La situation n’est pas celle d’une armée de « fous de Dieu », avançant en ordre de bataille, en terrain découvert, pour conquérir de nouveaux territoires et asservir une population terrorisée. Elle est celle de groupes ultraviolents mais dispersés, dans des territoires en proie depuis deux ou trois ans au chaos, en Irak comme en Syrie. Avec des alliances ponctuelles et hétéroclites entre factions. Et des populations locales contrôlées non par la seule terreur, mais aussi par le rétablissement d’un certain ordre public et d’aides sociales.
Intégrer la complexité de la situation est moins efficace sur le plan de la communication, mais cela change beaucoup de choses. Dès lors, des frappes aériennes sont clairement insuffisantes. Oui, elles peuvent toucher des cibles stratégiques. Mais, à elles seules, elles ne modifieront pas la situation sur le terrain. Surtout elles ne dessineront pas de perspectives de sortie durable de crise. L’impasse libyenne le prouve. Si l’objectif de l’intervention est de protéger les populations civiles et de neutraliser la menace que fait peser l’EI sur le Moyen-Orient et le monde, alors le traitement de la question ne saurait être purement militaire. L’urgence est d’organiser un gouvernement irakien légitime, associant toutes les communautés. N’oublions pas que l’EI a puisé dans le ressentiment des populations contre le régime irakien l’essentiel de sa force. Tirons les leçons des précédentes guerre en Irak ou de l’Afghanistan : l’urgence est au rétablissement d’un gouvernement d’union nationale, associant toutes les communautés : les Chiites bien sûr puisque majoritaires dans la population, les Sunnites et les autres minorités religieuses, dont les Yezidis et les Chrétiens. Avec Roger Karoutchi et Bariza Chiari, nous travaillons au lancement d’ un groupe d’études sur les Chrétiens d’Orient, avec pour objectif de réfléchir notamment aux moyens de favoriser la réconciliation et d’inverser la spirale de la violence qui est en train de détruire le tissu de la société irakienne.
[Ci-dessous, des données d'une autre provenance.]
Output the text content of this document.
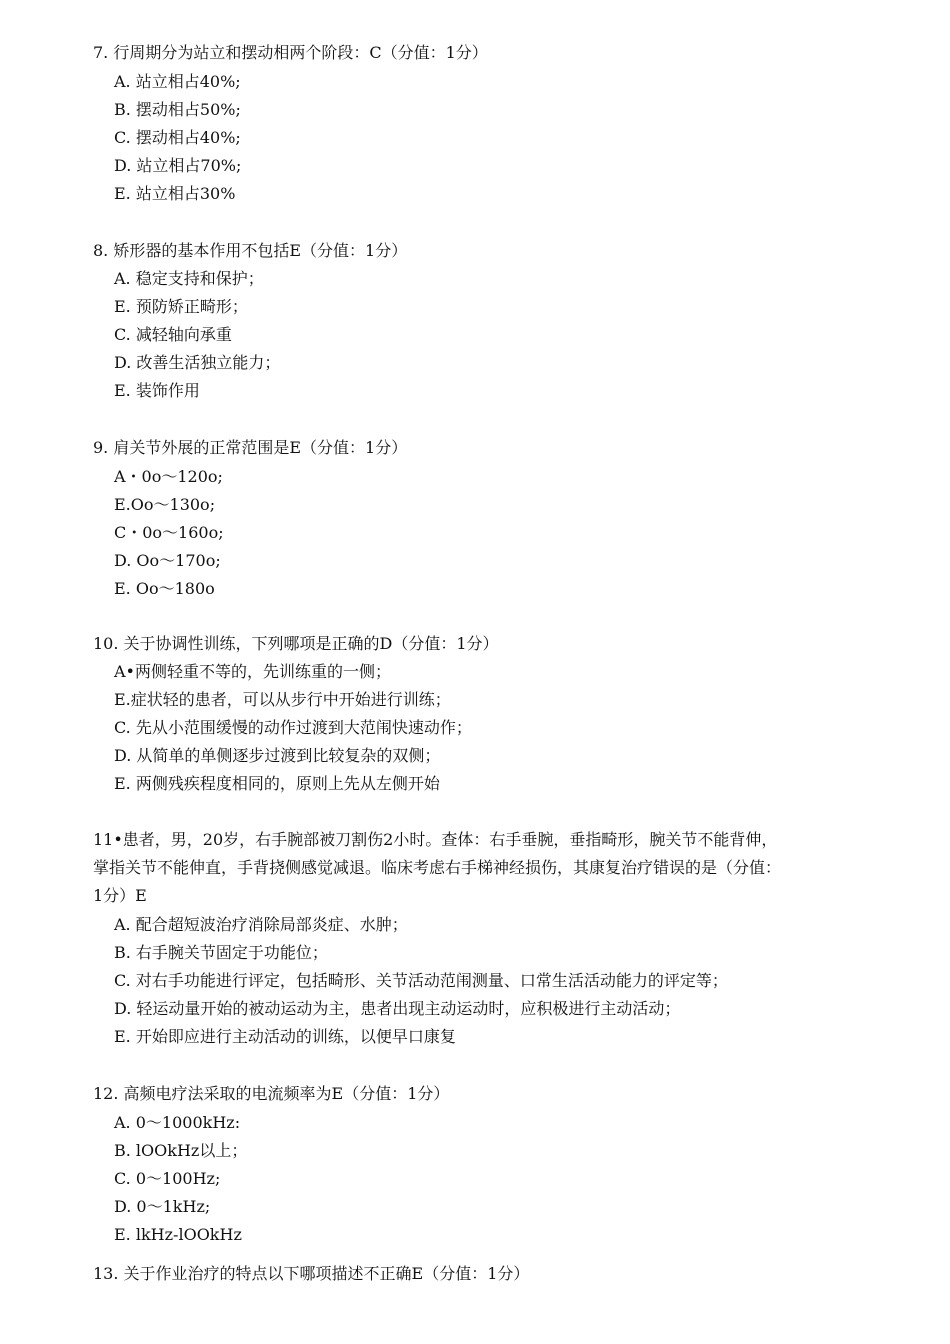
7. 行周期分为站立和摆动相两个阶段：C（分值：1分）
A. 站立相占40%;
B. 摆动相占50%;
C. 摆动相占40%;
D. 站立相占70%;
E. 站立相占30%
8. 矫形器的基本作用不包括E（分值：1分）
A. 稳定支持和保护；
E. 预防矫正畸形；
C. 减轻轴向承重
D. 改善生活独立能力；
E. 装饰作用
9. 肩关节外展的正常范围是E（分值：1分）
A・0o〜120o;
E.Oo〜130o;
C・0o〜160o;
D. Oo〜170o;
E. Oo〜180o
10. 关于协调性训练，下列哪项是正确的D（分值：1分）
A•两侧轻重不等的，先训练重的一侧；
E.症状轻的患者，可以从步行中开始进行训练；
C. 先从小范围缓慢的动作过渡到大范闱快速动作；
D. 从简单的单侧逐步过渡到比较复杂的双侧；
E. 两侧残疾程度相同的，原则上先从左侧开始
11•患者，男，20岁，右手腕部被刀割伤2小时。查体：右手垂腕，垂指畸形，腕关节不能背伸，
掌指关节不能伸直，手背挠侧感觉减退。临床考虑右手梯神经损伤，其康复治疗错误的是（分值：
1分）E
A. 配合超短波治疗消除局部炎症、水肿；
B. 右手腕关节固定于功能位；
C. 对右手功能进行评定，包括畸形、关节活动范闱测量、口常生活活动能力的评定等；
D. 轻运动量开始的被动运动为主，患者出现主动运动时，应积极进行主动活动；
E. 开始即应进行主动活动的训练，以便早口康复
12. 高频电疗法采取的电流频率为E（分值：1分）
A. 0〜1000kHz:
B. lOOkHz以上；
C. 0〜100Hz;
D. 0〜1kHz;
E. lkHz-lOOkHz
13. 关于作业治疗的特点以下哪项描述不正确E（分值：1分）
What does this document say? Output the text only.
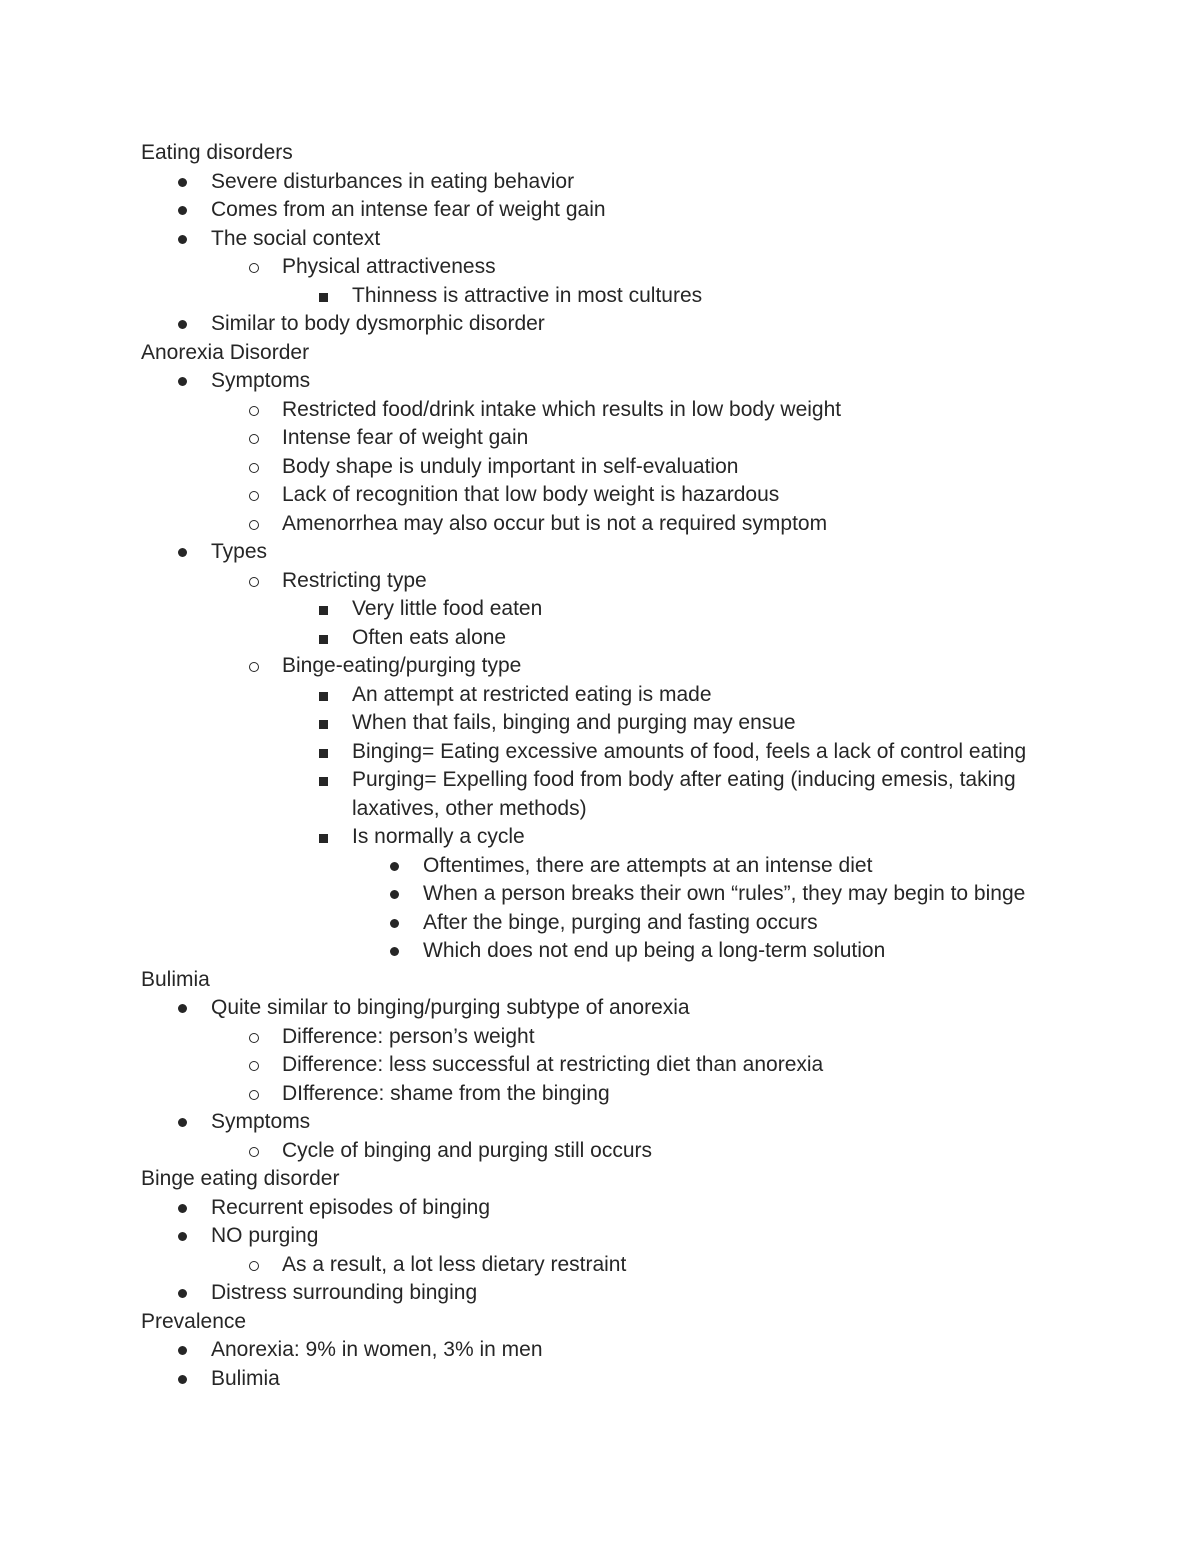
Eating disorders
Severe disturbances in eating behavior
Comes from an intense fear of weight gain
The social context
Physical attractiveness
Thinness is attractive in most cultures
Similar to body dysmorphic disorder
Anorexia Disorder
Symptoms
Restricted food/drink intake which results in low body weight
Intense fear of weight gain
Body shape is unduly important in self-evaluation
Lack of recognition that low body weight is hazardous
Amenorrhea may also occur but is not a required symptom
Types
Restricting type
Very little food eaten
Often eats alone
Binge-eating/purging type
An attempt at restricted eating is made
When that fails, binging and purging may ensue
Binging= Eating excessive amounts of food, feels a lack of control eating
Purging= Expelling food from body after eating (inducing emesis, taking
laxatives, other methods)
Is normally a cycle
Oftentimes, there are attempts at an intense diet
When a person breaks their own “rules”, they may begin to binge
After the binge, purging and fasting occurs
Which does not end up being a long-term solution
Bulimia
Quite similar to binging/purging subtype of anorexia
Difference: person’s weight
Difference: less successful at restricting diet than anorexia
DIfference: shame from the binging
Symptoms
Cycle of binging and purging still occurs
Binge eating disorder
Recurrent episodes of binging
NO purging
As a result, a lot less dietary restraint
Distress surrounding binging
Prevalence
Anorexia: 9% in women, 3% in men
Bulimia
Pour cela, la solution ne peut venir du ciel, même par l’intermédiaire d’un Rafale. Il faut, hélas, des hommes sur le terrain. La coalition internationale l’a bien compris et a choisi pour cela d’armer des rebelles locaux. Certes, cela est moins risqué vis-à-vis de l’opinion publique française ou américaine. Mais du point de vue géostratégique, n’est ce pas jouer à la roulette russe et alimenter un monstrueux engrenage ? N’est-il pas insensé de déverser de nouvelles armes dans le chaos moyen-oriental, à des alliés aux profils instables ? Les liens entre les diverses factions sont ambigus et changeants. Certains des rebelles syriens sont, comme l’EI, des sunnites, parfois franchement extrémistes. Ce n’est pas parce qu’ils ont fini par se brouiller avec l’EI qu’ils en deviennent des démocrates. Les « modérés » ne représenteraient que 10 à 15% des rebelles syriens. Armer des islamistes contre d’autres islamistes ? Machiavélique certainement, mais pas rassurant. De même, les combattants kurdes sont proches du PKK, fiché comme organisation terroriste par les Etats-Unis et l’Union européenne. Alors que le djihadisme tire sa force des affrontements communautaires et confessionnels, instrumentaliser les uns pour neutraliser les autres, est un jeu de poker bien risqué. S’attaquer à une des branches du terrorisme – l’Etat islamique -, sans se préoccuper de la racine – l’extension des groupes djihadistes, c’est aller au-devant d’un pourrissement assuré.
En Irak on intervient à la demande du Président, pourtant très contesté par sa population et qui n’a pas hésité à bombarder des quartiers d’habitation, tandis qu’en Syrie, on arme des combattants dont on espère qu’ils déstabiliseront à la fois le Président et l’EI. La France a même longtemps refusé des frappes en Syrie (où l’EI contrôle quasiment autant de territoire qu’en Irak) au prétexte que cela pourrait aider Bachar Al-Assad. Sans nier ses exactions, un peu de pragmatisme vis-à-vis de la Syrie serait utile. Hubert Védrine l’a rappelé récemment, contre Hitler, les démocraties ont fait alliance avec Staline, malgré tout le sang qu’il avait sur les mains.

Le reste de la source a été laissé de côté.